Editorial: Good comes from black days

Some of the blackest days in Whidbey Island’s history came during the 1970s when Penn Cove was used as a holding area for killer whales captured for sale to marine parks.

Killer whales, known more fondly today as orcas, were herded into net pens near Coupeville by professional whale capturers. There was nothing illegal about it in those days, but a public backlash soon resulted in state and federal regulations outlawing such a cruel and barbaric practice. Wallie Funk, publisher and editor of the Whidbey News-Times, captured it all on film, taking photographs that still haunt us to this day. Efforts are still underway to bring home “Lolita,” the last surviving captured whale who is living out her days in a Florida marine park.
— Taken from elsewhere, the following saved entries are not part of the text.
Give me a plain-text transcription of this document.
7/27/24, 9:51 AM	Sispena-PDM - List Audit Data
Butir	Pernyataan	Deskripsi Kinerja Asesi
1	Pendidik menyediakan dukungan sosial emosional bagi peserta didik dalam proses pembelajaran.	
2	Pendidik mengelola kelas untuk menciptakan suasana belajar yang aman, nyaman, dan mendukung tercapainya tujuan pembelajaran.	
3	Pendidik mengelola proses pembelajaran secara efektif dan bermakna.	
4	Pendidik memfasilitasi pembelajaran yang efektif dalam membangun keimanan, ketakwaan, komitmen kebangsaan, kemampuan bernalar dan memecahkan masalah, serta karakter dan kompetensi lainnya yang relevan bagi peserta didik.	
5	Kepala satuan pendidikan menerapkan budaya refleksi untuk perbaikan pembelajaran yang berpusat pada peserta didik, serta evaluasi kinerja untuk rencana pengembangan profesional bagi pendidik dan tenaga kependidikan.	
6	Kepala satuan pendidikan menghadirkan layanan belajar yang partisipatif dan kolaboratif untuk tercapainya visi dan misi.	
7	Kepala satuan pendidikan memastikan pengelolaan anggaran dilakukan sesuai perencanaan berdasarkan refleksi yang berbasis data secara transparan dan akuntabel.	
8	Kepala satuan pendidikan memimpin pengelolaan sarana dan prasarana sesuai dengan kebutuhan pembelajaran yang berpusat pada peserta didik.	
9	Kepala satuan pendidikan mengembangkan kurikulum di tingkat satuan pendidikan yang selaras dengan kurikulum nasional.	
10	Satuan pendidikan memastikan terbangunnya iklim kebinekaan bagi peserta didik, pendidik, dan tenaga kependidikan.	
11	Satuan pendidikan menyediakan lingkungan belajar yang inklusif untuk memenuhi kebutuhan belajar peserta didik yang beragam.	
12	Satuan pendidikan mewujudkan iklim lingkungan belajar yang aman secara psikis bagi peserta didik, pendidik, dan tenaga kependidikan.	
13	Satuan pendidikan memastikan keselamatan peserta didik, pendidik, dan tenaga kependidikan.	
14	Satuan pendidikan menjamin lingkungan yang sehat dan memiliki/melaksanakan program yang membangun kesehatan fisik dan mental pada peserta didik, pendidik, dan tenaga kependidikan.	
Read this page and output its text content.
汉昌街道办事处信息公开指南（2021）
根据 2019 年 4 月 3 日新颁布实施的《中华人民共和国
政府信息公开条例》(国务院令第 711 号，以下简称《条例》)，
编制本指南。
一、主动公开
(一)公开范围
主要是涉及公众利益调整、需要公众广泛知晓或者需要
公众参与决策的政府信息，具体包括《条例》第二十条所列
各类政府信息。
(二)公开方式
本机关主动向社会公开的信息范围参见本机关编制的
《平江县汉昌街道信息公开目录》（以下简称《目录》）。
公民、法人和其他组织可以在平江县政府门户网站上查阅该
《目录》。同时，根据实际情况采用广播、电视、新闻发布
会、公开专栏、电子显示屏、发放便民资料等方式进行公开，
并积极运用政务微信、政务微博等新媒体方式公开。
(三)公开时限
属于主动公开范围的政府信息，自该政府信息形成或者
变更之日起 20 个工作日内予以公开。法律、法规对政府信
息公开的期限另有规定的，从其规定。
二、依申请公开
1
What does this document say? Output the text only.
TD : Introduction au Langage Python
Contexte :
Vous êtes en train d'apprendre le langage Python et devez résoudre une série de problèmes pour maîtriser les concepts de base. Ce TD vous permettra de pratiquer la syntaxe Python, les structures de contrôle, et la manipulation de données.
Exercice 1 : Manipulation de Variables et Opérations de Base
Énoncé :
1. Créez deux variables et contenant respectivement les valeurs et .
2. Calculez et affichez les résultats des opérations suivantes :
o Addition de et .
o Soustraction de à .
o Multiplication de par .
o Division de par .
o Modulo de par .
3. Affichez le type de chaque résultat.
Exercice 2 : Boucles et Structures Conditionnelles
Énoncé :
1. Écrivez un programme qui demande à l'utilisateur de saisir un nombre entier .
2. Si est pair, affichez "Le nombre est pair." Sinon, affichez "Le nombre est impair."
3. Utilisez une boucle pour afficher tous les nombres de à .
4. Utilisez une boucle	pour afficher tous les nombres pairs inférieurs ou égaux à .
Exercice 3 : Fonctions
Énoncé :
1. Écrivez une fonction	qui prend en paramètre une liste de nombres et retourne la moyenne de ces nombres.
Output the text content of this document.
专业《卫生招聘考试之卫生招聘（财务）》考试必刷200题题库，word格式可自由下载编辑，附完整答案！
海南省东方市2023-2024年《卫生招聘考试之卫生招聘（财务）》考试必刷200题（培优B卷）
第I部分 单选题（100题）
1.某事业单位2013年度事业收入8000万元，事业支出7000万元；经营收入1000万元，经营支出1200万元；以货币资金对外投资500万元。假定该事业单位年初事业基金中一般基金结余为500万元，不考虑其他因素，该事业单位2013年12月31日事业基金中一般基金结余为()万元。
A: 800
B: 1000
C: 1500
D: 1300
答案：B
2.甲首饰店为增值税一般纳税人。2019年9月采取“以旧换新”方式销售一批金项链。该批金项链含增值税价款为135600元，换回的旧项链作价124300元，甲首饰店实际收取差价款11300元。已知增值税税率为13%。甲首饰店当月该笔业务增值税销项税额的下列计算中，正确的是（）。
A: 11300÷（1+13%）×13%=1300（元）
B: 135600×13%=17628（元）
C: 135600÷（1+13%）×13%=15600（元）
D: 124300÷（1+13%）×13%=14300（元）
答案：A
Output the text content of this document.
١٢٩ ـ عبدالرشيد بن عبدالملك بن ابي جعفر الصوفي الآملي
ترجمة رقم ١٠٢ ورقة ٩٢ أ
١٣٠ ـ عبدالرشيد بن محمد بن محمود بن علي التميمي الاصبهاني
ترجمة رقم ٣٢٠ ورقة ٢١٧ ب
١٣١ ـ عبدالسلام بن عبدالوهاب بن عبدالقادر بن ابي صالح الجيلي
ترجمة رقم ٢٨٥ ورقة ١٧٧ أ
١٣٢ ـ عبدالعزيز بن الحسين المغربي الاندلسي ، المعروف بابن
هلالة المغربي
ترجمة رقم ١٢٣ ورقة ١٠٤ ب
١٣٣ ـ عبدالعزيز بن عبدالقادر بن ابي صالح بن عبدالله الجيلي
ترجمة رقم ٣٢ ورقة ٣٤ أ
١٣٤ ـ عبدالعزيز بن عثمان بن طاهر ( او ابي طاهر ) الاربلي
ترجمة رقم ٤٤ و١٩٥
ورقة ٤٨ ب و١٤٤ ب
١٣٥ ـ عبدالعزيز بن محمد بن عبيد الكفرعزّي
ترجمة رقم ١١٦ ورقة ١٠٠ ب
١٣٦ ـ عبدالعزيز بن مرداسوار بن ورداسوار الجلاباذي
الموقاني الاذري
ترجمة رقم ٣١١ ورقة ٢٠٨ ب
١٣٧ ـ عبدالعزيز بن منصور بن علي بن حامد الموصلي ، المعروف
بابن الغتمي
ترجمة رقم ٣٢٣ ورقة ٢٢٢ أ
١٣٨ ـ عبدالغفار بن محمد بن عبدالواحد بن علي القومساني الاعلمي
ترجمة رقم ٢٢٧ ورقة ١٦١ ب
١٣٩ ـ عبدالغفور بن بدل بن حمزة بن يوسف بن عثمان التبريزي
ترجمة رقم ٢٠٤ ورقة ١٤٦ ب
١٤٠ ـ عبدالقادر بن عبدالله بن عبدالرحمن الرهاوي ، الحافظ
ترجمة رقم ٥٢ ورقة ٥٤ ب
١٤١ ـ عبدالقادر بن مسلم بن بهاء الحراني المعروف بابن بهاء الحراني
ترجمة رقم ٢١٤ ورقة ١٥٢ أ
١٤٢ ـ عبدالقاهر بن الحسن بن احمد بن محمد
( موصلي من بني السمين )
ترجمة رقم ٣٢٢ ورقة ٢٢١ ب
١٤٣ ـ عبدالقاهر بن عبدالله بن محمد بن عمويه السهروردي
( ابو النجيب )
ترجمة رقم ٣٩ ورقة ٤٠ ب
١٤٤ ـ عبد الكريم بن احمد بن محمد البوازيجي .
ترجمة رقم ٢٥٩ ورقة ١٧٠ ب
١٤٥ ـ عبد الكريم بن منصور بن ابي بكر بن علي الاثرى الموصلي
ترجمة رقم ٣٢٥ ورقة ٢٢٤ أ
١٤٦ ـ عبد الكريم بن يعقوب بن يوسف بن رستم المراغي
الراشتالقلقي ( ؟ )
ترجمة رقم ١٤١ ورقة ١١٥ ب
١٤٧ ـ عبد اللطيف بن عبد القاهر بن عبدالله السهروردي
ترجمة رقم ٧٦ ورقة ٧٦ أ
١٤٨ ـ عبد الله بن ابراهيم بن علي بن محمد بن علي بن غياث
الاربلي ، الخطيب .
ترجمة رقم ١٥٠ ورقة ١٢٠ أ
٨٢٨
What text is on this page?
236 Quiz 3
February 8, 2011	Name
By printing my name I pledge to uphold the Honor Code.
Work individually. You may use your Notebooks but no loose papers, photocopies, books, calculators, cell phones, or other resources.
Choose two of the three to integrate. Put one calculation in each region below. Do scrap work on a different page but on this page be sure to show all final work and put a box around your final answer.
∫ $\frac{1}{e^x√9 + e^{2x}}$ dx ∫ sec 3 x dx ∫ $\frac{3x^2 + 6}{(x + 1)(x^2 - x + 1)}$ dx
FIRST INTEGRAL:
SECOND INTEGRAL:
More than 30 years after the original debacle, something good may finally come out of it. Scientists are looking for the buried remains of perhaps five whales that did not survive the roundups. Some are said to be in the Coupeville area; others north of Oak Harbor. If the teeth or bones are found, they can be tested to provide a wealth of information through genetic and chemical testing. If any flesh was preserved, it would be a scientific bonanza.

Finding and examining the remains will tell scientists much about the killer whales of three decades ago, how they were related then and how they are related to today’s threatened whale population. We wish the scientists success in their quest. After all these decades of sadness, it would be great to have the whales tell us something that will help their descendants survive.